Planes Running Late

by Andrew Sparrow on May 29, 2007

One 7:05 AM flight from NY to LA and is expected to arrive 10:03 AM. The other is expected to get in at 11:28 AM. Both are on American Airlines. The difference? The first set of times are from 1997, the other is from 2007.

No, planes are not getting slower. In fact, they are faster. But, with all the recent anger of delays, some airlines have taken to the habit of planning on being delayed, and setting their arrival time based on a planned delay, What’s the advantage of this? The Department of Transportation gives their ratings based on whether or not flights ARRIVE on time. So if you add an extra hour, you’ll get in on time, and be rated low for delays, even if every flight you fly is delayed an hour.

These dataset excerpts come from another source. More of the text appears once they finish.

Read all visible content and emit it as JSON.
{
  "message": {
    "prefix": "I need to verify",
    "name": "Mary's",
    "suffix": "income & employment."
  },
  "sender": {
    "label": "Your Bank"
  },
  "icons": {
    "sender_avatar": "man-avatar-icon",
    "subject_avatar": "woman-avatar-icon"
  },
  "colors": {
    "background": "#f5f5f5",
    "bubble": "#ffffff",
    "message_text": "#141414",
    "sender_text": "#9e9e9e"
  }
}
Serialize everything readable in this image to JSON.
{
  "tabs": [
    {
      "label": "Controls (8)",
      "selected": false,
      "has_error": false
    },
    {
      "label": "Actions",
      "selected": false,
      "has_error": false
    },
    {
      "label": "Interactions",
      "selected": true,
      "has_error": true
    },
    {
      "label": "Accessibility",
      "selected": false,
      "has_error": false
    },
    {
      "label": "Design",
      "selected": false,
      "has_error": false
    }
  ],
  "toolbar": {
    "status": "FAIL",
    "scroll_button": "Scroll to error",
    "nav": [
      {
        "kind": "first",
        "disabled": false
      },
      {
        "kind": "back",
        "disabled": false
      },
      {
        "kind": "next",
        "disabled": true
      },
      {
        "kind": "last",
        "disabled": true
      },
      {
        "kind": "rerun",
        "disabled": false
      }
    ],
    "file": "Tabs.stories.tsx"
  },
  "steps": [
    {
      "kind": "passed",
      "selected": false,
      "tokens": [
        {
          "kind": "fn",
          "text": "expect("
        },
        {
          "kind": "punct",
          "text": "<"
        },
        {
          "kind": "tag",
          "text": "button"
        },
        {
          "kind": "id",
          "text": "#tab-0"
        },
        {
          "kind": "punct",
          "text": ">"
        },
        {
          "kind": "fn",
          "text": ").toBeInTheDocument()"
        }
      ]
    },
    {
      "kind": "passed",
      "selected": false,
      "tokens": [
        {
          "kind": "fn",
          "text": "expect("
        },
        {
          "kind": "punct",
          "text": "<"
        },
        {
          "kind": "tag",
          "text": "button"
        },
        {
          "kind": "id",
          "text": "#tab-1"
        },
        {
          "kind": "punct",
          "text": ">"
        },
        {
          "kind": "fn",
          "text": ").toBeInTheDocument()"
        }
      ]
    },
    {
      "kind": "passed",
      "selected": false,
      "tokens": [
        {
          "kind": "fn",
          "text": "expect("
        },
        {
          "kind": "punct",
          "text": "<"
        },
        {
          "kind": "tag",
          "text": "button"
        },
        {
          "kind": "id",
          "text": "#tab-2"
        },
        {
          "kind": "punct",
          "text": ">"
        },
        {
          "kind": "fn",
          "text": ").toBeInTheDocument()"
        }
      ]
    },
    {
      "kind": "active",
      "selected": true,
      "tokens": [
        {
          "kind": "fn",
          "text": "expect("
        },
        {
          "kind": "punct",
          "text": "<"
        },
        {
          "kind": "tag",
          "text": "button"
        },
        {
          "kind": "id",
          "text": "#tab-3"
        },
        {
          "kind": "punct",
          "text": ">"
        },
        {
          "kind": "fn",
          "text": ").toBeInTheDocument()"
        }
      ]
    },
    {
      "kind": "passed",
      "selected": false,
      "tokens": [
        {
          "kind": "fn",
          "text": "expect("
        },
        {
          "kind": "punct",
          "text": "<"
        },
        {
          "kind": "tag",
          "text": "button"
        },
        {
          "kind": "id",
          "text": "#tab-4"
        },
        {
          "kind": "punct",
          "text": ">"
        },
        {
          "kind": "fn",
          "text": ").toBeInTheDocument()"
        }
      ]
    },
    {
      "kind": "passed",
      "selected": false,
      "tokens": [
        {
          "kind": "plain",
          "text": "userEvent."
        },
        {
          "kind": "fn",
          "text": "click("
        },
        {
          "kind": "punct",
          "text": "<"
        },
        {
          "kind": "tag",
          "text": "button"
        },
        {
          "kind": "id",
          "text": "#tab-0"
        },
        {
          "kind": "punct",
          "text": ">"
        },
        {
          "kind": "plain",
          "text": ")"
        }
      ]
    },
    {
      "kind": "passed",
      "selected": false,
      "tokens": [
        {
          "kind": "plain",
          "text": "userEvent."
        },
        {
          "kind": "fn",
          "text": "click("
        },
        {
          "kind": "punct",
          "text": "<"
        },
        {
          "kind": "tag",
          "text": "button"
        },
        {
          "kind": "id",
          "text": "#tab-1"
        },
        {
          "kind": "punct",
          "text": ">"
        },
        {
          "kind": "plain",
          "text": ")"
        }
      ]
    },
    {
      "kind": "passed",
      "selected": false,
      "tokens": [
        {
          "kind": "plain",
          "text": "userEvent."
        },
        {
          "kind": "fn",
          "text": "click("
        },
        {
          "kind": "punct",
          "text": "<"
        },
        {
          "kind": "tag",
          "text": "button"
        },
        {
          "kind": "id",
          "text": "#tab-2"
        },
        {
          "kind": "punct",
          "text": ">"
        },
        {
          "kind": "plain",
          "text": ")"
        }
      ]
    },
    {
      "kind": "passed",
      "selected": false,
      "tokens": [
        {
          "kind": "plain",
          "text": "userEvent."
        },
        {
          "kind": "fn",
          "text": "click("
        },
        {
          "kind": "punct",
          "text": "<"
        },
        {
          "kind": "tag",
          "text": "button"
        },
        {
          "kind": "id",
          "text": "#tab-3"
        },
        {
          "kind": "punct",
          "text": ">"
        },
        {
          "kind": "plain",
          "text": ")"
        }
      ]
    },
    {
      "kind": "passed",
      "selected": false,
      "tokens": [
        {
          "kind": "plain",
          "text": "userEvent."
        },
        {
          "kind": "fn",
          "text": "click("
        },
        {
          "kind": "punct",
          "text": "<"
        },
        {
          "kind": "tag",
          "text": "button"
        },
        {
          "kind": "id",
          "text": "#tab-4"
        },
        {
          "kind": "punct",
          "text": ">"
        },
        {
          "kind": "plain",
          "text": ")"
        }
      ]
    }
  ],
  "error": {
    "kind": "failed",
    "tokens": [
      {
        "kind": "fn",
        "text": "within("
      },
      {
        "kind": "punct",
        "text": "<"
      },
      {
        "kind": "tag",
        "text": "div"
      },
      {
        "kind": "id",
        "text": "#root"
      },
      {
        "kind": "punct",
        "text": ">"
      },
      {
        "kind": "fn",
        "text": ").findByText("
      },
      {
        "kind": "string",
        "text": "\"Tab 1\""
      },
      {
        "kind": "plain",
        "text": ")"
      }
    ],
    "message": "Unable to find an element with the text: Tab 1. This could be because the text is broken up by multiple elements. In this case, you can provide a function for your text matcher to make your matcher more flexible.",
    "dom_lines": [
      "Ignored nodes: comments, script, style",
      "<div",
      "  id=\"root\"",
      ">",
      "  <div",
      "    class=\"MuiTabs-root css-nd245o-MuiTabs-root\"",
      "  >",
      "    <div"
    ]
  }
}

{ 2 comments… read them below or add one }

1 Eric 06.04.07 at 1:41 pm

Under promise and over deliver finally makes it to the airlines. I don’t know why we would expect that it wouldn’t apply to them…

2 Gary 06.05.07 at 6:25 am

Have to disagree here.

If a flight is consistently arriving early, then call it schedule padding.

But airlines owe us - to the greatest extent possible - a realistic schedule based on all known factors. When can we expect to land? And if either (a) old projections were bad and frequently missed or (b) the factors which contribute to arrival times change then a schedule should indeed change.

When I see a flight time change greater than an hour on a US-Europe route, one question I might have is the specific dates being used from a schedule.. since US and Europe change their clocks at different times a one hour swing doesn’t always indicate a longer flight.